Saturday, December 13, 2003

I met some mildly interesting young man the other day.

I went into Applebee's on Monday night to have dinner, and he was seated beside me. He talked a a little with me and he asked me for my number, so I gave it to him. He called right after work the next day and we've been talking ever since.

This is as much as I know of him that makes him the lukewarm solution to my dateless state--mind you I am not comparing him to KR, I swear I am not.

He is my age--29.
He works as mechanic, I think, for an auto dealership.
He lives with his older brother and his family.
He has a 7 year old daughter.
He is from Puerto Rico.
He has a red-neck accent.
He does not have a car.

You can insert loser/bum/lazy ass idiot at any point in here. However, after staying single for almost four years I have realized that I should stop being picky, to somewhat lower my standards (not everyone can be as perfect as KR) and to just let it flow.

He is nice and polite and calls me every day. I brought him to my apartment on Thursday night and he didn't try to take advantage of me. He was such a gentleman about it, he didn't even ask me to kiss him. He shook my hand at the end of the evening.

To me it's all about getting laid for Xmas. Yes, I do want to since it's been so long. But this isn't feasible, it's stupid, and I should really stop returning his calls right now.

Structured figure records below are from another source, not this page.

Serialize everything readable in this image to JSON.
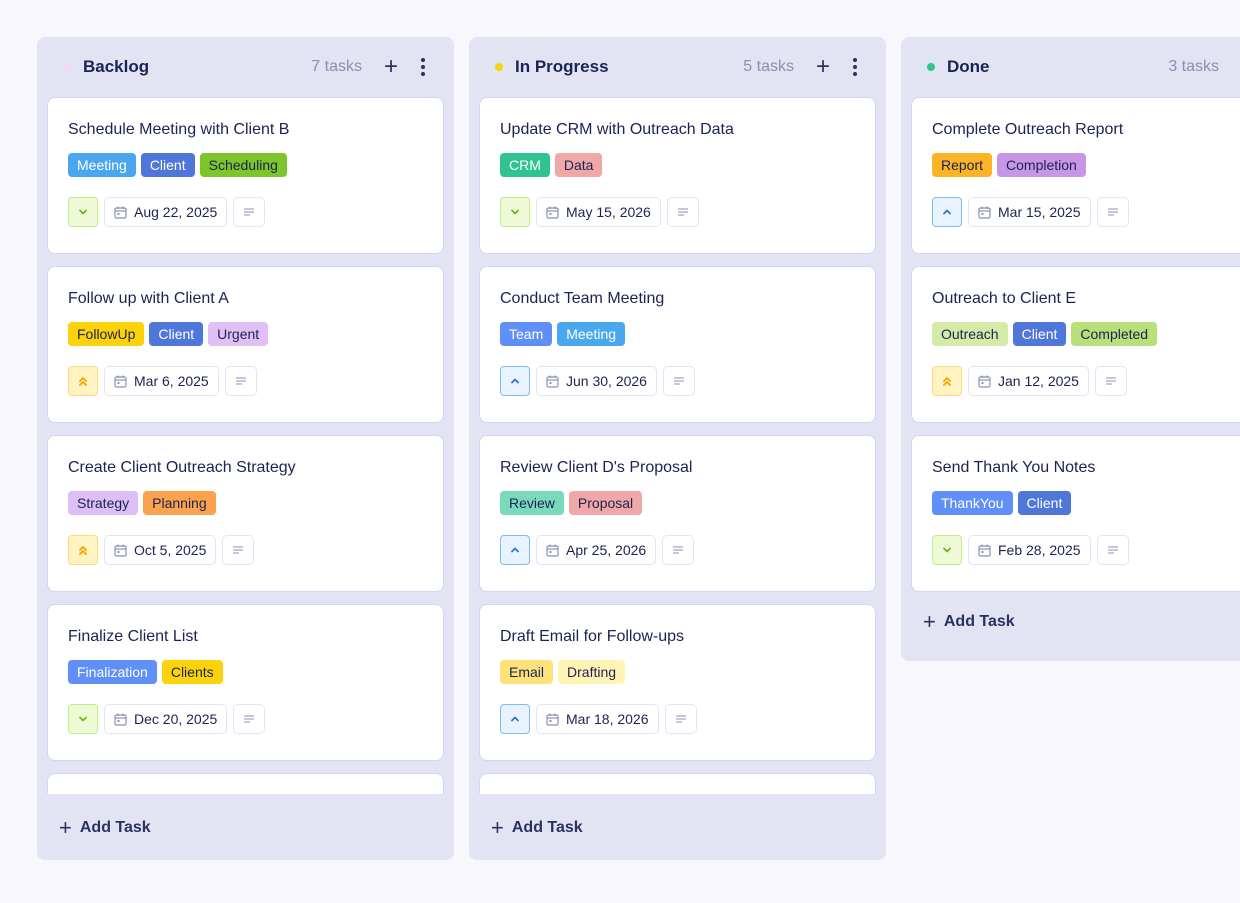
{
  "columns": [
    {
      "title": "Backlog",
      "dot_color": "#f3d6f5",
      "count": "7 tasks",
      "add_label": "Add Task",
      "cards": [
        {
          "title": "Schedule Meeting with Client B",
          "priority": "low",
          "date": "Aug 22, 2025",
          "tags": [
            {
              "label": "Meeting",
              "bg": "#4aa7ee",
              "light": true
            },
            {
              "label": "Client",
              "bg": "#4f77d9",
              "light": true
            },
            {
              "label": "Scheduling",
              "bg": "#7ec52a",
              "light": false
            }
          ]
        },
        {
          "title": "Follow up with Client A",
          "priority": "med",
          "date": "Mar 6, 2025",
          "tags": [
            {
              "label": "FollowUp",
              "bg": "#fcd20a",
              "light": false
            },
            {
              "label": "Client",
              "bg": "#4f77d9",
              "light": true
            },
            {
              "label": "Urgent",
              "bg": "#e0bff7",
              "light": false
            }
          ]
        },
        {
          "title": "Create Client Outreach Strategy",
          "priority": "med",
          "date": "Oct 5, 2025",
          "tags": [
            {
              "label": "Strategy",
              "bg": "#dcbff6",
              "light": false
            },
            {
              "label": "Planning",
              "bg": "#fba24e",
              "light": false
            }
          ]
        },
        {
          "title": "Finalize Client List",
          "priority": "low",
          "date": "Dec 20, 2025",
          "tags": [
            {
              "label": "Finalization",
              "bg": "#5f8ff7",
              "light": true
            },
            {
              "label": "Clients",
              "bg": "#fcd20a",
              "light": false
            }
          ]
        }
      ]
    },
    {
      "title": "In Progress",
      "dot_color": "#fcd20a",
      "count": "5 tasks",
      "add_label": "Add Task",
      "cards": [
        {
          "title": "Update CRM with Outreach Data",
          "priority": "low",
          "date": "May 15, 2026",
          "tags": [
            {
              "label": "CRM",
              "bg": "#2fc48f",
              "light": true
            },
            {
              "label": "Data",
              "bg": "#f0a7a7",
              "light": false
            }
          ]
        },
        {
          "title": "Conduct Team Meeting",
          "priority": "high",
          "date": "Jun 30, 2026",
          "tags": [
            {
              "label": "Team",
              "bg": "#5f8ff7",
              "light": true
            },
            {
              "label": "Meeting",
              "bg": "#4aa7ee",
              "light": true
            }
          ]
        },
        {
          "title": "Review Client D's Proposal",
          "priority": "high",
          "date": "Apr 25, 2026",
          "tags": [
            {
              "label": "Review",
              "bg": "#7ad9bb",
              "light": false
            },
            {
              "label": "Proposal",
              "bg": "#f0a7a7",
              "light": false
            }
          ]
        },
        {
          "title": "Draft Email for Follow-ups",
          "priority": "high",
          "date": "Mar 18, 2026",
          "tags": [
            {
              "label": "Email",
              "bg": "#fde27a",
              "light": false
            },
            {
              "label": "Drafting",
              "bg": "#fff4b3",
              "light": false
            }
          ]
        }
      ]
    },
    {
      "title": "Done",
      "dot_color": "#2fc48f",
      "count": "3 tasks",
      "add_label": "Add Task",
      "cards": [
        {
          "title": "Complete Outreach Report",
          "priority": "high",
          "date": "Mar 15, 2025",
          "tags": [
            {
              "label": "Report",
              "bg": "#fcb427",
              "light": false
            },
            {
              "label": "Completion",
              "bg": "#c896e6",
              "light": false
            }
          ]
        },
        {
          "title": "Outreach to Client E",
          "priority": "med",
          "date": "Jan 12, 2025",
          "tags": [
            {
              "label": "Outreach",
              "bg": "#d2eba7",
              "light": false
            },
            {
              "label": "Client",
              "bg": "#4f77d9",
              "light": true
            },
            {
              "label": "Completed",
              "bg": "#b7e07a",
              "light": false
            }
          ]
        },
        {
          "title": "Send Thank You Notes",
          "priority": "low",
          "date": "Feb 28, 2025",
          "tags": [
            {
              "label": "ThankYou",
              "bg": "#5f8ff7",
              "light": true
            },
            {
              "label": "Client",
              "bg": "#4f77d9",
              "light": true
            }
          ]
        }
      ]
    }
  ]
}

On the one hand, I can't help thinking about sex every time I think of him, I shudder to myself and think this is my one chance at having sex. But on the other hand I do not want to sell my self short, I don't want to the desperation of this forced celibacy to make me do somethng I will regret and possibly hate myself for. I have been in this kind of situation before and it was scary and humiliating. That was the old me, the new me should act a little older and wiser.

Insert advice of the day here or tell me I am stupid, it will help.

I have been avoiding him for two days now. I needed some me time to do some thinking.